Political scientist David Hopkins's summed up the price of this style of politics for the Republican Party pretty well back in the summer. As he put it:
...a party that rewards skill at stoking such sentiments rather than policy fluency or governing competence is asking for trouble—and now the trouble is here. Democrats, of course, find nothing to celebrate in Trump's record so far. But Republicans who prioritize the implementation of sound conservative policy are also being primed for disappointment. The GOP is in such a state that it cannot, by its own admission, be counted upon to avoid a government shutdown or a possible default on the national debt this year—much less to develop and enact successful initiatives on health care, taxes, financial regulation, and other topics.Does anyone think things have gotten better for the Republican Party since early June when Hopkins wrote that?
After just four months, a remarkable despondency has set in within Republican ranks about the prospect of a legislatively productive 115th Congress. Despite holding unified control of government, the party is simply unequipped for serious policy-making—a deficiency for which Trump is both cause and symptom.

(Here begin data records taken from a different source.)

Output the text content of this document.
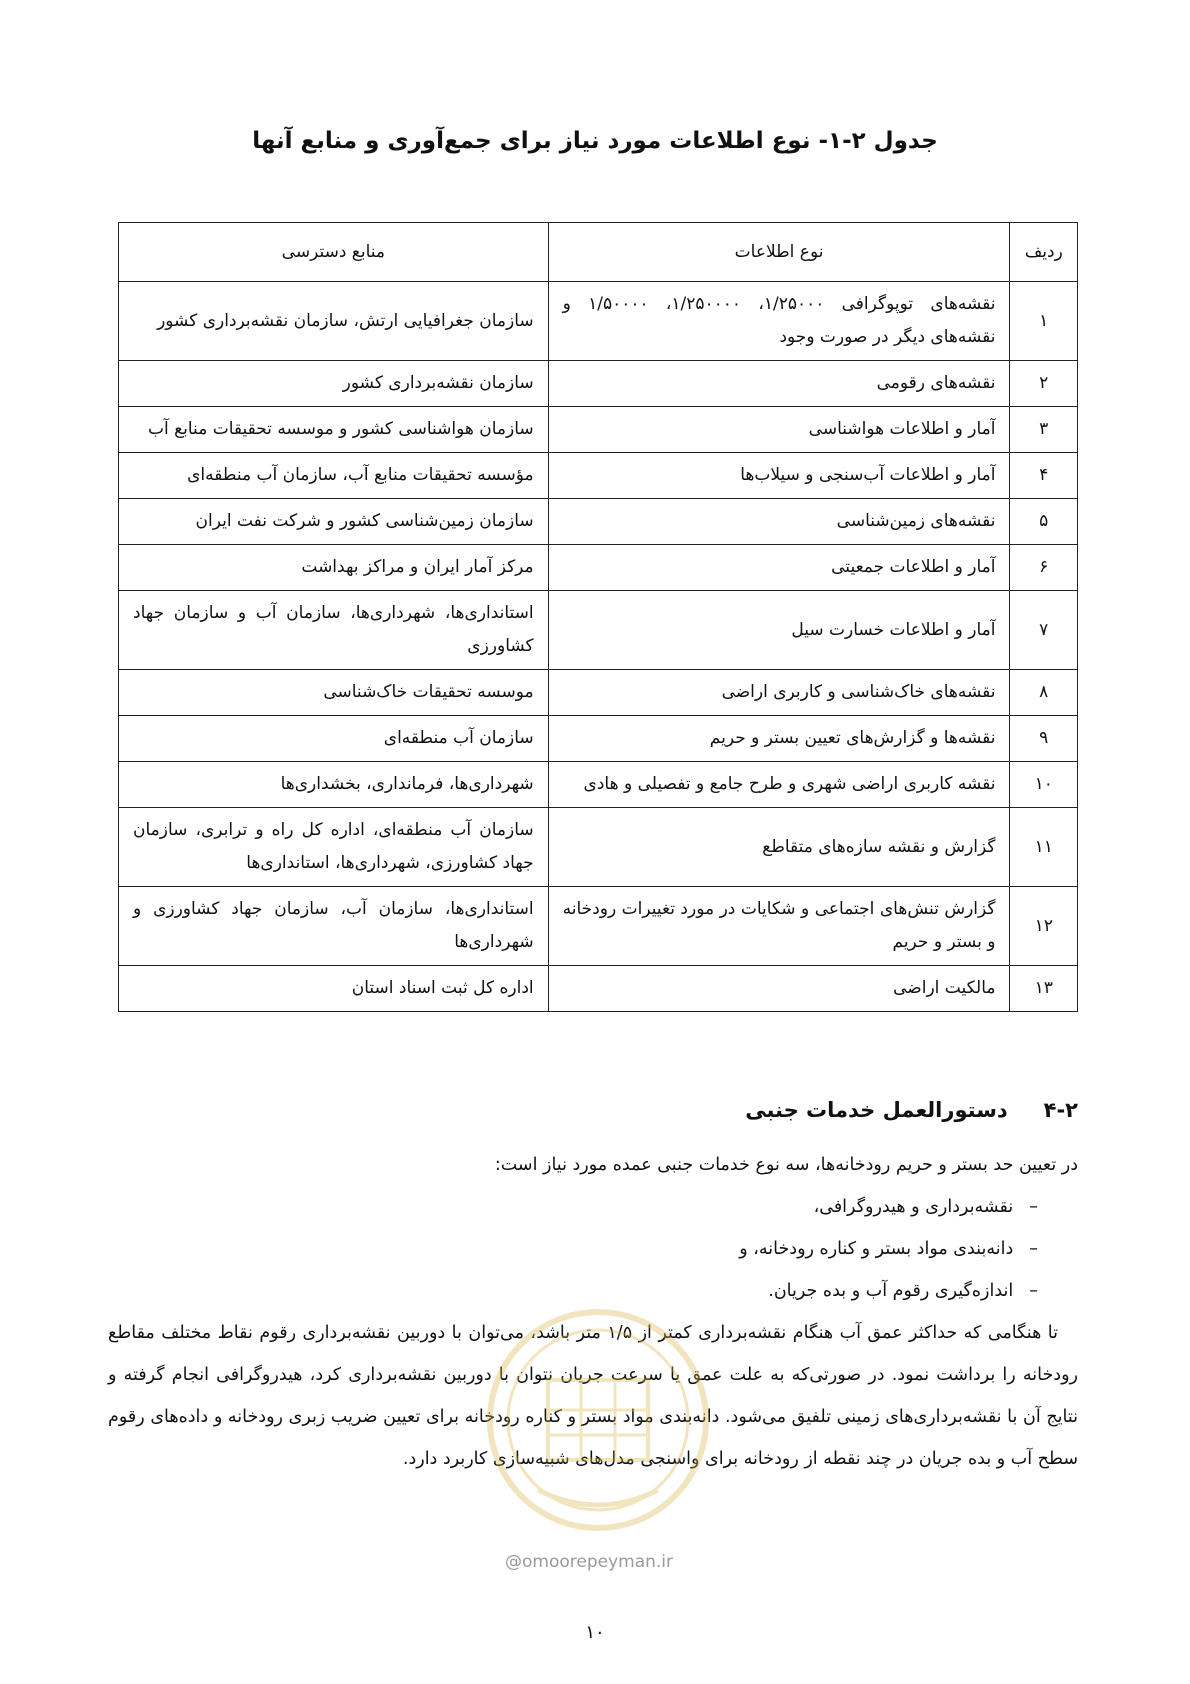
جدول ۲-۱- نوع اطلاعات مورد نیاز برای جمع‌آوری و منابع آنها
ردیف	نوع اطلاعات	منابع دسترسی
۱	نقشه‌های توپوگرافی ۱/۲۵۰۰۰، ۱/۲۵۰۰۰۰، ۱/۵۰۰۰۰ و نقشه‌های دیگر در صورت وجود	سازمان جغرافیایی ارتش، سازمان نقشه‌برداری کشور
۲	نقشه‌های رقومی	سازمان نقشه‌برداری کشور
۳	آمار و اطلاعات هواشناسی	سازمان هواشناسی کشور و موسسه تحقیقات منابع آب
۴	آمار و اطلاعات آب‌سنجی و سیلاب‌ها	مؤسسه تحقیقات منابع آب، سازمان آب منطقه‌ای
۵	نقشه‌های زمین‌شناسی	سازمان زمین‌شناسی کشور و شرکت نفت ایران
۶	آمار و اطلاعات جمعیتی	مرکز آمار ایران و مراکز بهداشت
۷	آمار و اطلاعات خسارت سیل	استانداری‌ها، شهرداری‌ها، سازمان آب و سازمان جهاد کشاورزی
۸	نقشه‌های خاک‌شناسی و کاربری اراضی	موسسه تحقیقات خاک‌شناسی
۹	نقشه‌ها و گزارش‌های تعیین بستر و حریم	سازمان آب منطقه‌ای
۱۰	نقشه کاربری اراضی شهری و طرح جامع و تفصیلی و هادی	شهرداری‌ها، فرمانداری، بخشداری‌ها
۱۱	گزارش و نقشه سازه‌های متقاطع	سازمان آب منطقه‌ای، اداره کل راه و ترابری، سازمان جهاد کشاورزی، شهرداری‌ها، استانداری‌ها
۱۲	گزارش تنش‌های اجتماعی و شکایات در مورد تغییرات رودخانه و بستر و حریم	استانداری‌ها، سازمان آب، سازمان جهاد کشاورزی و شهرداری‌ها
۱۳	مالکیت اراضی	اداره کل ثبت اسناد استان
۴-۲دستورالعمل خدمات جنبی

در تعیین حد بستر و حریم رودخانه‌ها، سه نوع خدمات جنبی عمده مورد نیاز است:

–نقشه‌برداری و هیدروگرافی،
–دانه‌بندی مواد بستر و کناره رودخانه، و
–اندازه‌گیری رقوم آب و بده جریان.

تا هنگامی که حداکثر عمق آب هنگام نقشه‌برداری کمتر از ۱/۵ متر باشد، می‌توان با دوربین نقشه‌برداری رقوم نقاط مختلف مقاطع رودخانه را برداشت نمود. در صورتی‌که به علت عمق یا سرعت جریان نتوان با دوربین نقشه‌برداری کرد، هیدروگرافی انجام گرفته و نتایج آن با نقشه‌برداری‌های زمینی تلفیق می‌شود. دانه‌بندی مواد بستر و کناره رودخانه برای تعیین ضریب زبری رودخانه و داده‌های رقوم سطح آب و بده جریان در چند نقطه از رودخانه برای واسنجی مدل‌های شبیه‌سازی کاربرد دارد.

@omoorepeyman.ir
۱۰
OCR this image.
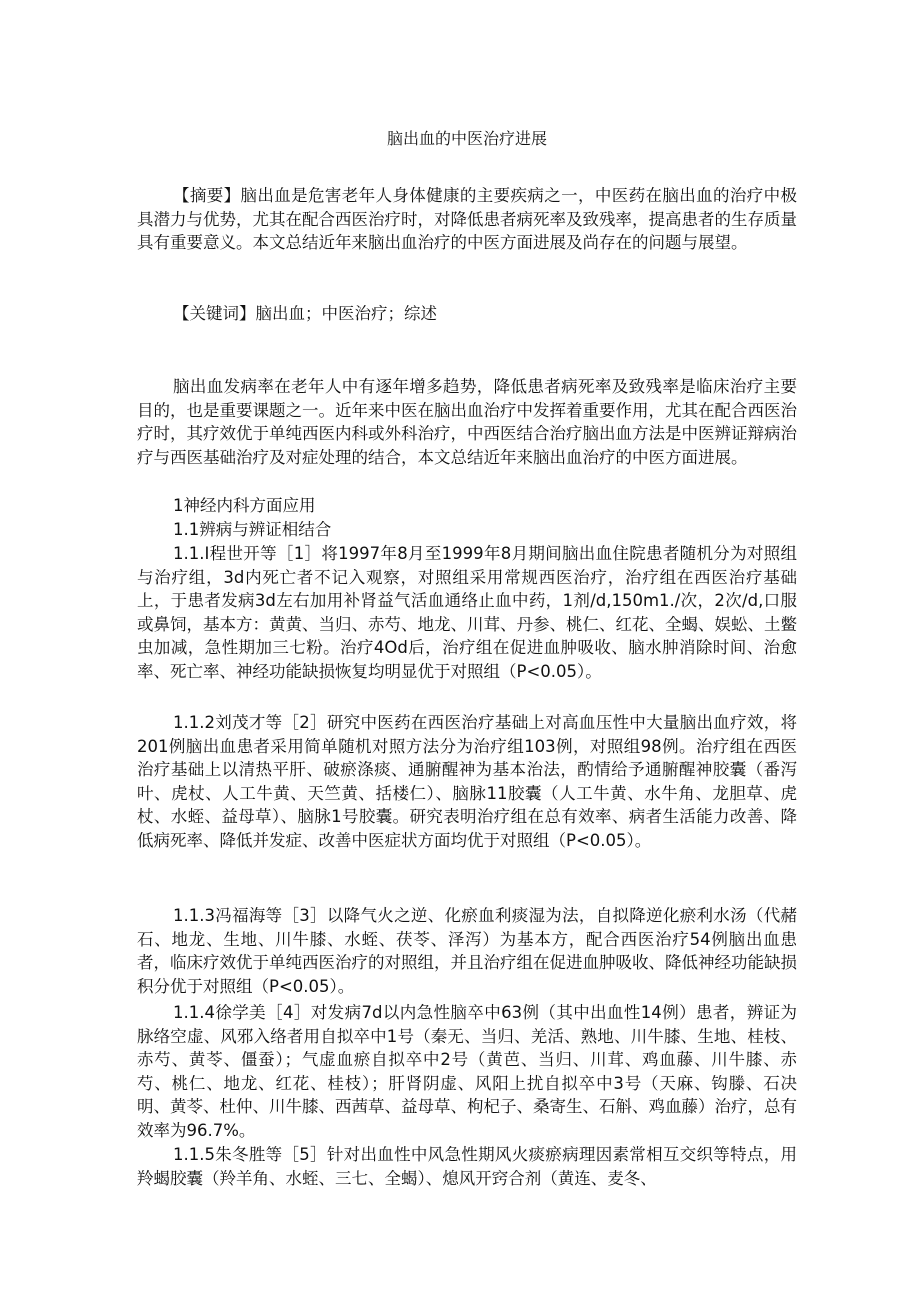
脑出血的中医治疗进展

【摘要】脑出血是危害老年人身体健康的主要疾病之一，中医药在脑出血的治疗中极具潜力与优势，尤其在配合西医治疗时，对降低患者病死率及致残率，提高患者的生存质量具有重要意义。本文总结近年来脑出血治疗的中医方面进展及尚存在的问题与展望。

【关键词】脑出血；中医治疗；综述

脑出血发病率在老年人中有逐年增多趋势，降低患者病死率及致残率是临床治疗主要目的，也是重要课题之一。近年来中医在脑出血治疗中发挥着重要作用，尤其在配合西医治疗时，其疗效优于单纯西医内科或外科治疗，中西医结合治疗脑出血方法是中医辨证辩病治疗与西医基础治疗及对症处理的结合，本文总结近年来脑出血治疗的中医方面进展。

1神经内科方面应用

1.1辨病与辨证相结合

1.1.I程世开等［1］将1997年8月至1999年8月期间脑出血住院患者随机分为对照组与治疗组，3d内死亡者不记入观察，对照组采用常规西医治疗，治疗组在西医治疗基础上，于患者发病3d左右加用补肾益气活血通络止血中药，1剂/d,150m1./次，2次/d,口服或鼻饲，基本方：黄黄、当归、赤芍、地龙、川茸、丹参、桃仁、红花、全蝎、娱蚣、土鳖虫加减，急性期加三七粉。治疗4Od后，治疗组在促进血肿吸收、脑水肿消除时间、治愈率、死亡率、神经功能缺损恢复均明显优于对照组（P<0.05）。

1.1.2刘茂才等［2］研究中医药在西医治疗基础上对高血压性中大量脑出血疗效，将201例脑出血患者采用简单随机对照方法分为治疗组103例，对照组98例。治疗组在西医治疗基础上以清热平肝、破瘀涤痰、通腑醒神为基本治法，酌情给予通腑醒神胶囊（番泻叶、虎杖、人工牛黄、天竺黄、括楼仁）、脑脉11胶囊（人工牛黄、水牛角、龙胆草、虎杖、水蛭、益母草）、脑脉1号胶囊。研究表明治疗组在总有效率、病者生活能力改善、降低病死率、降低并发症、改善中医症状方面均优于对照组（P<0.05）。

1.1.3冯福海等［3］以降气火之逆、化瘀血利痰湿为法，自拟降逆化瘀利水汤（代赭石、地龙、生地、川牛膝、水蛭、茯苓、泽泻）为基本方，配合西医治疗54例脑出血患者，临床疗效优于单纯西医治疗的对照组，并且治疗组在促进血肿吸收、降低神经功能缺损积分优于对照组（P<0.05）。

1.1.4徐学美［4］对发病7d以内急性脑卒中63例（其中出血性14例）患者，辨证为脉络空虚、风邪入络者用自拟卒中1号（秦无、当归、羌活、熟地、川牛膝、生地、桂枝、赤芍、黄苓、僵蚕）；气虚血瘀自拟卒中2号（黄芭、当归、川茸、鸡血藤、川牛膝、赤芍、桃仁、地龙、红花、桂枝）；肝肾阴虚、风阳上扰自拟卒中3号（天麻、钩滕、石决明、黄苓、杜仲、川牛膝、西茜草、益母草、枸杞子、桑寄生、石斛、鸡血藤）治疗，总有效率为96.7%。

1.1.5朱冬胜等［5］针对出血性中风急性期风火痰瘀病理因素常相互交织等特点，用羚蝎胶囊（羚羊角、水蛭、三七、全蝎）、熄风开窍合剂（黄连、麦冬、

One of the stranger and seemingly easiest tasks a political party that's out of power has in our system of democracy is to, well not get all crazy. The Republican Party clearly failed on that part when it came to the Obama years, and thus when the cyclical nature of elections returned them to power the result was the insane Reality TV show that is the Trump White House and a do-nothing Congress that could very well shutdown the government over Christmas.
In other words I hope that I'm an idiot, but I'm growing increasingly concerned that far to many liberal and "left" people are emulating some of the same political pathologies that have made the GOP incapable of functioning nationally.
The last thing we need is outraged liberals screaming about how Sanders betrayed them after he realized on January 22nd 2021 that ending all union negotiated health care plans overnight would be less than ideal. This may seem crazy, but then again lots of people seemed to really have believed, or said they believed, that there would be a giant wall come 2018 that Mexico would pay for.
One dysfunctional political party has already brought the Republic to it's knees, we don't need another.